How much credit does President Obama deserve for the repeal?

This issue was always President Obama’s to win or lose. He won. The issue would not have moved forward without the President’s, ongoing personal investment.

Given all the challenges he has faced on Capitol Hill, how was he able to pull this off?

Four factors explain the difference.  Unlike some other issues that require 60 Senate votes, President Obama had the option to suspend DADT via an executive order. Once the public learned this, a lot of heat was directed his way, and this pressure helped rededicate the White House to a legislative solution. Second, grassroots activists like Dan Choi were screaming and yelling and getting in the President’s face. That mattered a lot. Third, public support for repeal is overwhelming, and includes a majority of Republicans. Finally, the research shows convincingly that DADT hurt the military.

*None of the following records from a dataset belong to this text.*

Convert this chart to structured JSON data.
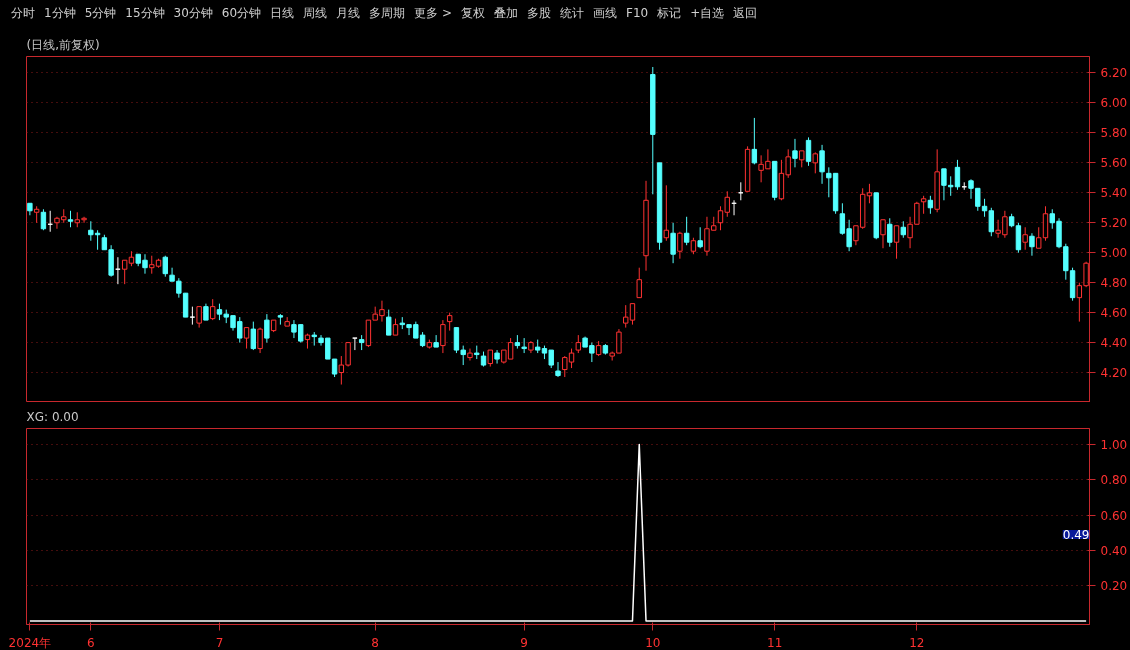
{
  "chart_data": [
    {
      "type": "candlestick",
      "title": "(日线,前复权)",
      "annotations": [
        "分时",
        "1分钟",
        "5分钟",
        "15分钟",
        "30分钟",
        "60分钟",
        "日线",
        "周线",
        "月线",
        "多周期",
        "更多 >",
        "复权",
        "叠加",
        "多股",
        "统计",
        "画线",
        "F10",
        "标记",
        "+自选",
        "返回"
      ],
      "categories": [
        null,
        null,
        null,
        null,
        null,
        null,
        null,
        null,
        null,
        null,
        null,
        null,
        null,
        null,
        null,
        null,
        null,
        null,
        null,
        null,
        null,
        null,
        null,
        null,
        null,
        null,
        null,
        null,
        null,
        null,
        null,
        null,
        null,
        null,
        null,
        null,
        null,
        null,
        null,
        null,
        null,
        null,
        null,
        null,
        null,
        null,
        null,
        null,
        null,
        null,
        null,
        null,
        null,
        null,
        null,
        null,
        null,
        null,
        null,
        null,
        null,
        null,
        null,
        null,
        null,
        null,
        null,
        null,
        null,
        null,
        null,
        null,
        null,
        null,
        null,
        null,
        null,
        null,
        null,
        null,
        null,
        null,
        null,
        null,
        null,
        null,
        null,
        null,
        null,
        null,
        null,
        null,
        null,
        null,
        null,
        null,
        null,
        null,
        null,
        null,
        null,
        null,
        null,
        null,
        null,
        null,
        null,
        null,
        null,
        null,
        null,
        null,
        null,
        null,
        null,
        null,
        null,
        null,
        null,
        null,
        null,
        null,
        null,
        null,
        null,
        null,
        null,
        null,
        null,
        null,
        null,
        null,
        null,
        null,
        null,
        null,
        null,
        null,
        null,
        null,
        null,
        null,
        null,
        null,
        null,
        null,
        null,
        null,
        null,
        null,
        null,
        null,
        null,
        null,
        null,
        null,
        null
      ],
      "ohlc": [
        [
          5.33,
          5.33,
          5.25,
          5.28
        ],
        [
          5.27,
          5.31,
          5.2,
          5.29
        ],
        [
          5.27,
          5.29,
          5.15,
          5.16
        ],
        [
          5.19,
          5.28,
          5.14,
          5.19
        ],
        [
          5.2,
          5.24,
          5.16,
          5.23
        ],
        [
          5.22,
          5.29,
          5.2,
          5.24
        ],
        [
          5.22,
          5.28,
          5.17,
          5.21
        ],
        [
          5.2,
          5.27,
          5.17,
          5.22
        ],
        [
          5.22,
          5.24,
          5.2,
          5.23
        ],
        [
          5.15,
          5.21,
          5.08,
          5.12
        ],
        [
          5.13,
          5.15,
          5.02,
          5.12
        ],
        [
          5.1,
          5.12,
          5.02,
          5.02
        ],
        [
          5.02,
          5.05,
          4.84,
          4.85
        ],
        [
          4.89,
          4.97,
          4.79,
          4.89
        ],
        [
          4.89,
          4.95,
          4.79,
          4.95
        ],
        [
          4.93,
          5.01,
          4.91,
          4.97
        ],
        [
          4.99,
          4.99,
          4.91,
          4.93
        ],
        [
          4.95,
          4.99,
          4.86,
          4.9
        ],
        [
          4.9,
          4.98,
          4.86,
          4.92
        ],
        [
          4.91,
          4.96,
          4.9,
          4.95
        ],
        [
          4.97,
          4.98,
          4.84,
          4.86
        ],
        [
          4.85,
          4.9,
          4.81,
          4.81
        ],
        [
          4.81,
          4.83,
          4.7,
          4.73
        ],
        [
          4.73,
          4.73,
          4.57,
          4.57
        ],
        [
          4.57,
          4.64,
          4.52,
          4.57
        ],
        [
          4.53,
          4.64,
          4.5,
          4.64
        ],
        [
          4.64,
          4.66,
          4.55,
          4.55
        ],
        [
          4.56,
          4.69,
          4.55,
          4.64
        ],
        [
          4.62,
          4.66,
          4.55,
          4.59
        ],
        [
          4.59,
          4.62,
          4.53,
          4.57
        ],
        [
          4.58,
          4.58,
          4.48,
          4.5
        ],
        [
          4.54,
          4.57,
          4.4,
          4.43
        ],
        [
          4.43,
          4.5,
          4.36,
          4.5
        ],
        [
          4.49,
          4.54,
          4.35,
          4.36
        ],
        [
          4.36,
          4.5,
          4.33,
          4.49
        ],
        [
          4.55,
          4.59,
          4.4,
          4.43
        ],
        [
          4.48,
          4.55,
          4.47,
          4.55
        ],
        [
          4.58,
          4.59,
          4.52,
          4.57
        ],
        [
          4.51,
          4.57,
          4.51,
          4.54
        ],
        [
          4.52,
          4.55,
          4.43,
          4.47
        ],
        [
          4.52,
          4.52,
          4.4,
          4.41
        ],
        [
          4.42,
          4.46,
          4.36,
          4.45
        ],
        [
          4.45,
          4.47,
          4.38,
          4.44
        ],
        [
          4.43,
          4.45,
          4.38,
          4.4
        ],
        [
          4.43,
          4.43,
          4.29,
          4.29
        ],
        [
          4.29,
          4.29,
          4.17,
          4.19
        ],
        [
          4.2,
          4.31,
          4.12,
          4.25
        ],
        [
          4.25,
          4.4,
          4.24,
          4.4
        ],
        [
          4.43,
          4.43,
          4.35,
          4.43
        ],
        [
          4.42,
          4.45,
          4.35,
          4.4
        ],
        [
          4.38,
          4.55,
          4.37,
          4.55
        ],
        [
          4.55,
          4.64,
          4.55,
          4.59
        ],
        [
          4.58,
          4.68,
          4.54,
          4.62
        ],
        [
          4.57,
          4.62,
          4.45,
          4.45
        ],
        [
          4.45,
          4.56,
          4.45,
          4.52
        ],
        [
          4.53,
          4.57,
          4.49,
          4.52
        ],
        [
          4.52,
          4.52,
          4.45,
          4.5
        ],
        [
          4.52,
          4.54,
          4.43,
          4.43
        ],
        [
          4.45,
          4.47,
          4.37,
          4.38
        ],
        [
          4.37,
          4.42,
          4.36,
          4.4
        ],
        [
          4.4,
          4.45,
          4.37,
          4.37
        ],
        [
          4.38,
          4.55,
          4.33,
          4.52
        ],
        [
          4.54,
          4.6,
          4.48,
          4.58
        ],
        [
          4.5,
          4.5,
          4.33,
          4.35
        ],
        [
          4.35,
          4.38,
          4.25,
          4.32
        ],
        [
          4.3,
          4.36,
          4.28,
          4.33
        ],
        [
          4.33,
          4.38,
          4.29,
          4.32
        ],
        [
          4.31,
          4.34,
          4.24,
          4.25
        ],
        [
          4.26,
          4.35,
          4.24,
          4.35
        ],
        [
          4.33,
          4.35,
          4.26,
          4.29
        ],
        [
          4.27,
          4.35,
          4.26,
          4.35
        ],
        [
          4.29,
          4.43,
          4.29,
          4.4
        ],
        [
          4.4,
          4.45,
          4.36,
          4.38
        ],
        [
          4.37,
          4.43,
          4.33,
          4.36
        ],
        [
          4.35,
          4.41,
          4.33,
          4.4
        ],
        [
          4.37,
          4.42,
          4.33,
          4.35
        ],
        [
          4.36,
          4.38,
          4.29,
          4.33
        ],
        [
          4.35,
          4.35,
          4.23,
          4.25
        ],
        [
          4.21,
          4.27,
          4.17,
          4.18
        ],
        [
          4.22,
          4.31,
          4.17,
          4.3
        ],
        [
          4.27,
          4.36,
          4.23,
          4.33
        ],
        [
          4.35,
          4.45,
          4.33,
          4.4
        ],
        [
          4.43,
          4.44,
          4.37,
          4.37
        ],
        [
          4.38,
          4.4,
          4.27,
          4.33
        ],
        [
          4.32,
          4.41,
          4.31,
          4.38
        ],
        [
          4.38,
          4.39,
          4.32,
          4.33
        ],
        [
          4.31,
          4.34,
          4.28,
          4.33
        ],
        [
          4.33,
          4.49,
          4.33,
          4.47
        ],
        [
          4.53,
          4.65,
          4.5,
          4.57
        ],
        [
          4.55,
          4.66,
          4.52,
          4.66
        ],
        [
          4.7,
          4.9,
          4.7,
          4.82
        ],
        [
          4.98,
          5.48,
          4.88,
          5.35
        ],
        [
          6.19,
          6.24,
          5.39,
          5.79
        ],
        [
          5.6,
          5.6,
          5.02,
          5.07
        ],
        [
          5.1,
          5.45,
          5.08,
          5.15
        ],
        [
          5.13,
          5.2,
          4.93,
          4.99
        ],
        [
          5.01,
          5.14,
          4.96,
          5.13
        ],
        [
          5.13,
          5.24,
          5.05,
          5.07
        ],
        [
          5.01,
          5.1,
          4.99,
          5.08
        ],
        [
          5.08,
          5.17,
          5.03,
          5.04
        ],
        [
          5.01,
          5.24,
          4.98,
          5.16
        ],
        [
          5.15,
          5.24,
          5.15,
          5.18
        ],
        [
          5.2,
          5.31,
          5.15,
          5.28
        ],
        [
          5.27,
          5.41,
          5.24,
          5.37
        ],
        [
          5.33,
          5.35,
          5.25,
          5.33
        ],
        [
          5.4,
          5.47,
          5.35,
          5.4
        ],
        [
          5.41,
          5.71,
          5.41,
          5.69
        ],
        [
          5.69,
          5.9,
          5.59,
          5.6
        ],
        [
          5.55,
          5.65,
          5.47,
          5.59
        ],
        [
          5.56,
          5.69,
          5.56,
          5.61
        ],
        [
          5.61,
          5.61,
          5.35,
          5.37
        ],
        [
          5.36,
          5.62,
          5.35,
          5.53
        ],
        [
          5.52,
          5.69,
          5.5,
          5.64
        ],
        [
          5.68,
          5.76,
          5.57,
          5.63
        ],
        [
          5.62,
          5.68,
          5.57,
          5.68
        ],
        [
          5.75,
          5.77,
          5.58,
          5.61
        ],
        [
          5.6,
          5.67,
          5.53,
          5.66
        ],
        [
          5.68,
          5.72,
          5.46,
          5.54
        ],
        [
          5.53,
          5.57,
          5.37,
          5.5
        ],
        [
          5.53,
          5.53,
          5.26,
          5.28
        ],
        [
          5.26,
          5.33,
          5.12,
          5.13
        ],
        [
          5.16,
          5.22,
          5.01,
          5.04
        ],
        [
          5.08,
          5.18,
          5.05,
          5.18
        ],
        [
          5.17,
          5.43,
          5.16,
          5.39
        ],
        [
          5.38,
          5.46,
          5.33,
          5.4
        ],
        [
          5.4,
          5.4,
          5.09,
          5.1
        ],
        [
          5.12,
          5.22,
          5.03,
          5.22
        ],
        [
          5.19,
          5.23,
          5.04,
          5.07
        ],
        [
          5.07,
          5.18,
          4.96,
          5.18
        ],
        [
          5.17,
          5.21,
          5.1,
          5.12
        ],
        [
          5.1,
          5.24,
          5.03,
          5.19
        ],
        [
          5.19,
          5.34,
          5.19,
          5.33
        ],
        [
          5.34,
          5.38,
          5.26,
          5.36
        ],
        [
          5.35,
          5.38,
          5.26,
          5.3
        ],
        [
          5.29,
          5.69,
          5.27,
          5.54
        ],
        [
          5.56,
          5.56,
          5.35,
          5.45
        ],
        [
          5.45,
          5.51,
          5.38,
          5.44
        ],
        [
          5.57,
          5.62,
          5.42,
          5.44
        ],
        [
          5.44,
          5.47,
          5.42,
          5.44
        ],
        [
          5.48,
          5.49,
          5.36,
          5.43
        ],
        [
          5.43,
          5.43,
          5.28,
          5.31
        ],
        [
          5.31,
          5.36,
          5.24,
          5.28
        ],
        [
          5.28,
          5.3,
          5.11,
          5.14
        ],
        [
          5.13,
          5.22,
          5.1,
          5.15
        ],
        [
          5.12,
          5.28,
          5.1,
          5.24
        ],
        [
          5.24,
          5.26,
          5.17,
          5.18
        ],
        [
          5.18,
          5.2,
          5.0,
          5.02
        ],
        [
          5.07,
          5.17,
          5.02,
          5.12
        ],
        [
          5.11,
          5.13,
          4.98,
          5.04
        ],
        [
          5.03,
          5.17,
          5.03,
          5.1
        ],
        [
          5.1,
          5.31,
          5.08,
          5.26
        ],
        [
          5.26,
          5.29,
          5.16,
          5.2
        ],
        [
          5.21,
          5.23,
          5.03,
          5.04
        ],
        [
          5.04,
          5.06,
          4.82,
          4.88
        ],
        [
          4.88,
          4.9,
          4.68,
          4.7
        ],
        [
          4.7,
          4.8,
          4.54,
          4.78
        ],
        [
          4.78,
          4.94,
          4.77,
          4.93
        ]
      ],
      "colors": [
        "#54ffff",
        "#ff3232",
        "#54ffff",
        "#ffffff",
        "#ff3232",
        "#ff3232",
        "#54ffff",
        "#ff3232",
        "#ff3232",
        "#54ffff",
        "#54ffff",
        "#54ffff",
        "#54ffff",
        "#ffffff",
        "#ff3232",
        "#ff3232",
        "#54ffff",
        "#54ffff",
        "#ff3232",
        "#ff3232",
        "#54ffff",
        "#54ffff",
        "#54ffff",
        "#54ffff",
        "#ffffff",
        "#ff3232",
        "#54ffff",
        "#ff3232",
        "#54ffff",
        "#54ffff",
        "#54ffff",
        "#54ffff",
        "#ff3232",
        "#54ffff",
        "#ff3232",
        "#54ffff",
        "#ff3232",
        "#54ffff",
        "#ff3232",
        "#54ffff",
        "#54ffff",
        "#ff3232",
        "#54ffff",
        "#54ffff",
        "#54ffff",
        "#54ffff",
        "#ff3232",
        "#ff3232",
        "#ffffff",
        "#54ffff",
        "#ff3232",
        "#ff3232",
        "#ff3232",
        "#54ffff",
        "#ff3232",
        "#54ffff",
        "#54ffff",
        "#54ffff",
        "#54ffff",
        "#ff3232",
        "#54ffff",
        "#ff3232",
        "#ff3232",
        "#54ffff",
        "#54ffff",
        "#ff3232",
        "#54ffff",
        "#54ffff",
        "#ff3232",
        "#54ffff",
        "#ff3232",
        "#ff3232",
        "#54ffff",
        "#54ffff",
        "#ff3232",
        "#54ffff",
        "#54ffff",
        "#54ffff",
        "#54ffff",
        "#ff3232",
        "#ff3232",
        "#ff3232",
        "#54ffff",
        "#54ffff",
        "#ff3232",
        "#54ffff",
        "#ff3232",
        "#ff3232",
        "#ff3232",
        "#ff3232",
        "#ff3232",
        "#ff3232",
        "#54ffff",
        "#54ffff",
        "#ff3232",
        "#54ffff",
        "#ff3232",
        "#54ffff",
        "#ff3232",
        "#54ffff",
        "#ff3232",
        "#ff3232",
        "#ff3232",
        "#ff3232",
        "#ffffff",
        "#ffffff",
        "#ff3232",
        "#54ffff",
        "#ff3232",
        "#ff3232",
        "#54ffff",
        "#ff3232",
        "#ff3232",
        "#54ffff",
        "#ff3232",
        "#54ffff",
        "#ff3232",
        "#54ffff",
        "#54ffff",
        "#54ffff",
        "#54ffff",
        "#54ffff",
        "#ff3232",
        "#ff3232",
        "#ff3232",
        "#54ffff",
        "#ff3232",
        "#54ffff",
        "#ff3232",
        "#54ffff",
        "#ff3232",
        "#ff3232",
        "#ff3232",
        "#54ffff",
        "#ff3232",
        "#54ffff",
        "#54ffff",
        "#54ffff",
        "#ffffff",
        "#54ffff",
        "#54ffff",
        "#54ffff",
        "#54ffff",
        "#ff3232",
        "#ff3232",
        "#54ffff",
        "#54ffff",
        "#ff3232",
        "#54ffff",
        "#ff3232",
        "#ff3232",
        "#54ffff",
        "#54ffff",
        "#54ffff",
        "#54ffff",
        "#ff3232",
        "#ff3232"
      ],
      "ylim": [
        4.0,
        6.31
      ],
      "yticks": [
        {
          "value": 4.2,
          "label": "4.20"
        },
        {
          "value": 4.4,
          "label": "4.40"
        },
        {
          "value": 4.6,
          "label": "4.60"
        },
        {
          "value": 4.8,
          "label": "4.80"
        },
        {
          "value": 5.0,
          "label": "5.00"
        },
        {
          "value": 5.2,
          "label": "5.20"
        },
        {
          "value": 5.4,
          "label": "5.40"
        },
        {
          "value": 5.6,
          "label": "5.60"
        },
        {
          "value": 5.8,
          "label": "5.80"
        },
        {
          "value": 6.0,
          "label": "6.00"
        },
        {
          "value": 6.2,
          "label": "6.20"
        }
      ],
      "grid": "y",
      "tick_labels": "y"
    },
    {
      "type": "line",
      "title": "XG: 0.00",
      "annotations": [
        {
          "text": "0.49",
          "y": 0.49
        }
      ],
      "categories": [
        "2024年",
        null,
        null,
        null,
        null,
        null,
        null,
        null,
        null,
        "6",
        null,
        null,
        null,
        null,
        null,
        null,
        null,
        null,
        null,
        null,
        null,
        null,
        null,
        null,
        null,
        null,
        null,
        null,
        "7",
        null,
        null,
        null,
        null,
        null,
        null,
        null,
        null,
        null,
        null,
        null,
        null,
        null,
        null,
        null,
        null,
        null,
        null,
        null,
        null,
        null,
        null,
        "8",
        null,
        null,
        null,
        null,
        null,
        null,
        null,
        null,
        null,
        null,
        null,
        null,
        null,
        null,
        null,
        null,
        null,
        null,
        null,
        null,
        null,
        "9",
        null,
        null,
        null,
        null,
        null,
        null,
        null,
        null,
        null,
        null,
        null,
        null,
        null,
        null,
        null,
        null,
        null,
        null,
        "10",
        null,
        null,
        null,
        null,
        null,
        null,
        null,
        null,
        null,
        null,
        null,
        null,
        null,
        null,
        null,
        null,
        null,
        "11",
        null,
        null,
        null,
        null,
        null,
        null,
        null,
        null,
        null,
        null,
        null,
        null,
        null,
        null,
        null,
        null,
        null,
        null,
        null,
        null,
        "12",
        null,
        null,
        null,
        null,
        null,
        null,
        null,
        null,
        null,
        null,
        null,
        null,
        null,
        null,
        null,
        null,
        null,
        null,
        null,
        null,
        null,
        null,
        null,
        null,
        null
      ],
      "series": [
        {
          "color": "#ffffff",
          "values": [
            0,
            0,
            0,
            0,
            0,
            0,
            0,
            0,
            0,
            0,
            0,
            0,
            0,
            0,
            0,
            0,
            0,
            0,
            0,
            0,
            0,
            0,
            0,
            0,
            0,
            0,
            0,
            0,
            0,
            0,
            0,
            0,
            0,
            0,
            0,
            0,
            0,
            0,
            0,
            0,
            0,
            0,
            0,
            0,
            0,
            0,
            0,
            0,
            0,
            0,
            0,
            0,
            0,
            0,
            0,
            0,
            0,
            0,
            0,
            0,
            0,
            0,
            0,
            0,
            0,
            0,
            0,
            0,
            0,
            0,
            0,
            0,
            0,
            0,
            0,
            0,
            0,
            0,
            0,
            0,
            0,
            0,
            0,
            0,
            0,
            0,
            0,
            0,
            0,
            0,
            1,
            0,
            0,
            0,
            0,
            0,
            0,
            0,
            0,
            0,
            0,
            0,
            0,
            0,
            0,
            0,
            0,
            0,
            0,
            0,
            0,
            0,
            0,
            0,
            0,
            0,
            0,
            0,
            0,
            0,
            0,
            0,
            0,
            0,
            0,
            0,
            0,
            0,
            0,
            0,
            0,
            0,
            0,
            0,
            0,
            0,
            0,
            0,
            0,
            0,
            0,
            0,
            0,
            0,
            0,
            0,
            0,
            0,
            0,
            0,
            0,
            0,
            0,
            0,
            0,
            0,
            0
          ]
        }
      ],
      "ylim": [
        -0.02,
        1.09
      ],
      "yticks": [
        {
          "value": 0.2,
          "label": "0.20"
        },
        {
          "value": 0.4,
          "label": "0.40"
        },
        {
          "value": 0.6,
          "label": "0.60"
        },
        {
          "value": 0.8,
          "label": "0.80"
        },
        {
          "value": 1.0,
          "label": "1.00"
        }
      ],
      "grid": "y"
    }
  ]
}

How applicable is this lesson to other battles? Which ones?

Think about tax policy. One of the basic tenets of progressive policy is that the state should be big enough to take care of the neediest citizens, to provide education and health care for all and to maintain high quality public transportation that would allow us to end our dangerous dependence on foreign oil.  All of that means reasonable rates of taxation, even for the middle class.

But our tax rates are at historic lows, both in terms of our own history and also in comparison to other countries where the quality of life is decent. But how often do you hear progressive scholars and advocates explaining to the American public that higher taxes benefit everyone? If progressives don’t wage that communications war, we can’t expect our leaders to call for higher taxes on our behalf.

Clinton, Gore, Kerry and Obama all campaigned on tax cuts for the middle class because progressives haven’t given them enough cover to talk about how and why all of us will be better off if we maintain reasonable tax rates.